Journal 2019.21 - ask.clojure.org, tools.deps

I took a summer break away from these journals due to vacation and just generally working on other stuff, but I’m back!

ask.clojure.org

Probably the big thing to talk about is the new Q&A forum, https://ask.clojure.org! I’ve been working on this off and on for a few weeks. For a long time, we’ve been using jira as a single system to serve both Clojure users and Clojure developers. However, these are really very differnet audiences with very different needs.

Users want to ask questions, report problems, suggest ideas, etc with as few barriers as possible. There are lots of non-official places to ask questions about Clojure, but almost all of them are bad at archiving the results of those discussions in ways that are findable and searchable by others later. Because of this, the same questions get asked over and over, and the same brave souls help people out over and over. That’s never going to go away, but creating a search-indexed site of questions and (at least nominally checked) answers makes it much easier for someone to google their way to an answer and avoid asking the question in the first place.

This site also allows us to mark questions as either problems or requests for enhancement (via tags) and rank questions per category by vote. The dev team is looking forward to using this info as an input in understanding the most important problems from the community so we can plan our focus on future releases.
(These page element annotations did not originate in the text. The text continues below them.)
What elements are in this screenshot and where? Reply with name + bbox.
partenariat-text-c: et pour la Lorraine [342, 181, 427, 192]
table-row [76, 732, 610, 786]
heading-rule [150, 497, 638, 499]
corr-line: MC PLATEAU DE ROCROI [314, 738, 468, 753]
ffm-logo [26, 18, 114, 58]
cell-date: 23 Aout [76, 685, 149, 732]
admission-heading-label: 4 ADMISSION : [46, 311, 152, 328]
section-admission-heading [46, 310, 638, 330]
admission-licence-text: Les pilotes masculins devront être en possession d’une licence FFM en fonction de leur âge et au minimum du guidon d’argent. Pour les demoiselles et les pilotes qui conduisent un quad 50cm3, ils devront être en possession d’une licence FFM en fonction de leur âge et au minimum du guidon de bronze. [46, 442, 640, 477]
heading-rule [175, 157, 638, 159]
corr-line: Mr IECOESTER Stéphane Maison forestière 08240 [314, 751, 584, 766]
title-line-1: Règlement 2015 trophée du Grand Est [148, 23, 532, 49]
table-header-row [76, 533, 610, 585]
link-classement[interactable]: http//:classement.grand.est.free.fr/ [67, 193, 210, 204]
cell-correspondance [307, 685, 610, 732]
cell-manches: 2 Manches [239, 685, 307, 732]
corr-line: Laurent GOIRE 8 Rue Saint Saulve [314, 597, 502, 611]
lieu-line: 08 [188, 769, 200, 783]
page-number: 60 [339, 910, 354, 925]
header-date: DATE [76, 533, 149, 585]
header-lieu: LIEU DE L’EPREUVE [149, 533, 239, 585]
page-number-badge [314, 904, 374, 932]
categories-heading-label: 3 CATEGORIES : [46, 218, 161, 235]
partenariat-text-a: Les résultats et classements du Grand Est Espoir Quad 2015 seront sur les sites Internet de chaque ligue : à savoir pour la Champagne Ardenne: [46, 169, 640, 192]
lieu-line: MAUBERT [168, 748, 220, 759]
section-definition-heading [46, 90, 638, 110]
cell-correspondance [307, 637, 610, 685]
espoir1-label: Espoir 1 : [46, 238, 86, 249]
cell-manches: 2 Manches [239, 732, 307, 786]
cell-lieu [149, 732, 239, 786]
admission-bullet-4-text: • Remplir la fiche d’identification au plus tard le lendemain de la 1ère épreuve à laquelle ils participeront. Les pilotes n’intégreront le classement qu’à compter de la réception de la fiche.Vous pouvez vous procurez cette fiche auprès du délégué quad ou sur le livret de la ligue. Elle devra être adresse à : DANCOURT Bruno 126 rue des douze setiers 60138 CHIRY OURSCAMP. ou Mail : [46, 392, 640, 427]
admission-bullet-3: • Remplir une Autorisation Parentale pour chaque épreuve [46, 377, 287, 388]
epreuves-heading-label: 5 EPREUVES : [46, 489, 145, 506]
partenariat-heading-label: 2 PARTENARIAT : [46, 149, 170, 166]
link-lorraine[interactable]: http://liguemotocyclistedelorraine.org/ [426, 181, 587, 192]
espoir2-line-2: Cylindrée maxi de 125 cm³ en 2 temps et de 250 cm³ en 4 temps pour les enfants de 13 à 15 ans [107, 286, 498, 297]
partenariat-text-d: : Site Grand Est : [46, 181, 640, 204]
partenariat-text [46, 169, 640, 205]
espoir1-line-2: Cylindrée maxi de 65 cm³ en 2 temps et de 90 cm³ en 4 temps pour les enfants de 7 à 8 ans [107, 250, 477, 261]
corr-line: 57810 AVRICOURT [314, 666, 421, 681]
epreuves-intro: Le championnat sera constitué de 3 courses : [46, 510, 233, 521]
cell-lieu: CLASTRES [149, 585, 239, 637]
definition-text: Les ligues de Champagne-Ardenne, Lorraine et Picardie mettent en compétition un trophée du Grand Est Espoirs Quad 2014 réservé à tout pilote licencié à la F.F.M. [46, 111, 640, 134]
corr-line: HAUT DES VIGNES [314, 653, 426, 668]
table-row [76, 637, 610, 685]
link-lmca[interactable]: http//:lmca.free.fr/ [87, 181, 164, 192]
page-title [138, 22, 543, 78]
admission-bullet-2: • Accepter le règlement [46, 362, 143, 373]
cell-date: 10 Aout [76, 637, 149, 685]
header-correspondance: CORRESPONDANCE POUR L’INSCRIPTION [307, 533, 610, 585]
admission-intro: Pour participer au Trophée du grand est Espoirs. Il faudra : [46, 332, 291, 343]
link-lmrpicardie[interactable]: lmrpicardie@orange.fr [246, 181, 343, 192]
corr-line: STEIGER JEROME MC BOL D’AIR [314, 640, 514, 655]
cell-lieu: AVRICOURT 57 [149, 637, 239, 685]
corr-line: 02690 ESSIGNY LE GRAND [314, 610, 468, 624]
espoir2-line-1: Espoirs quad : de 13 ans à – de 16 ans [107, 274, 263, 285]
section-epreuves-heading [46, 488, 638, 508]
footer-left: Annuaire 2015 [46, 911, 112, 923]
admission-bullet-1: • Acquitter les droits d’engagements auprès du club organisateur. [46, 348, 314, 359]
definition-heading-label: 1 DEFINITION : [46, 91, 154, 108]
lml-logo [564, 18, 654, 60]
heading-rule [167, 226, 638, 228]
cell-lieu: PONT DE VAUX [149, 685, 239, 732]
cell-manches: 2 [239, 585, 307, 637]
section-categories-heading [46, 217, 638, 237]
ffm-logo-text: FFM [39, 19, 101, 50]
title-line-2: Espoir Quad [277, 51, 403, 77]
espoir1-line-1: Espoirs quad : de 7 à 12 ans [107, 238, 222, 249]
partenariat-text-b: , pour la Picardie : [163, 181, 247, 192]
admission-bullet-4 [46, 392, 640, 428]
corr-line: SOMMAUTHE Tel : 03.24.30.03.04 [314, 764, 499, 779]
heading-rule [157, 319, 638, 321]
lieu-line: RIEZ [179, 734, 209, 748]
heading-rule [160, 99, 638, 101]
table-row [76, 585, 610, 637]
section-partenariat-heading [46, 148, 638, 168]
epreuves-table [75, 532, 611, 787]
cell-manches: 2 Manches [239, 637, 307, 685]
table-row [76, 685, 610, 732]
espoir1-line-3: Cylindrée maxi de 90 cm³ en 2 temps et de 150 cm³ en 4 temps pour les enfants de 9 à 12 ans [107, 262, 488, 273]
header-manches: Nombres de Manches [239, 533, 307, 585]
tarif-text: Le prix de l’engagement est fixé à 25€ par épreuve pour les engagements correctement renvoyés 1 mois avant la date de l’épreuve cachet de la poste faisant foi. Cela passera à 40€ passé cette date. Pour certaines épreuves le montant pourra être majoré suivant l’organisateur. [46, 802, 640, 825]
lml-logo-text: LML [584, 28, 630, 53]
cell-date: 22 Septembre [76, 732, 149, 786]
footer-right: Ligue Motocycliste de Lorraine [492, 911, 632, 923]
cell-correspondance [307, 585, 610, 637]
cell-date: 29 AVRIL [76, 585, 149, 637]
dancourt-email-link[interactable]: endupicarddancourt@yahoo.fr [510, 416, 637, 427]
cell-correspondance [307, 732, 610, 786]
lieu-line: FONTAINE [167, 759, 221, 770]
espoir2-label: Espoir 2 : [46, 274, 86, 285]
For development purposes, we will continue to use jira as a place to work on patches and manage work. Some manual work will be required to log bugs from the forum into jira or provide info back from jira to the forum, but the volume of this work is relatively low. If that becomes a burden, we may investigate automating some of it, which is probably possible but not a high priority as yet.

I’m sure we will have some more evolution as we get used to splitting things up this way, but for now, please try it out and see what you think!

tools.deps

In the last month there have been several releases of tools.deps.alpha and the clj tool. Most of the changes are really related to internal apis used by tools and not public features, however, the result of those changes are fixes to a number of annoying bugs that have existed for a while. One additional feature is support for Maven mirrors defined in the Maven settings.

Spec 2

Now that the forum is out, I’m looking forward to diving back into working on spec most of the time! I have been picking away at an overhaul of how closed spec checking is done that will have a bunch of API related additions. I hope that will be ready to talk about next week.

Other stuff I enjoyed this week…

I’m a bit of an enthusiast for space history stuff so the last few weeks have been amazing with all the 50th anniversary things from Apollo 11. I’ve been really enjoying two different things in relation to Apollo 11 lately:

  • Apollo Guidance Computer restoration - totally awesome serious about restoring an original AGC back to working order. The level of skill involved in getting this old hardware and software running again is so much fun to watch. Still some more episodes to come out as they were working up to demo’ing this for some of the original Apollo computer guys this week.
  • 13 Minutes To The Moon - really well done podcast exploring Apollo 11, with a bunch of first person interviews with the people involved. Really great series.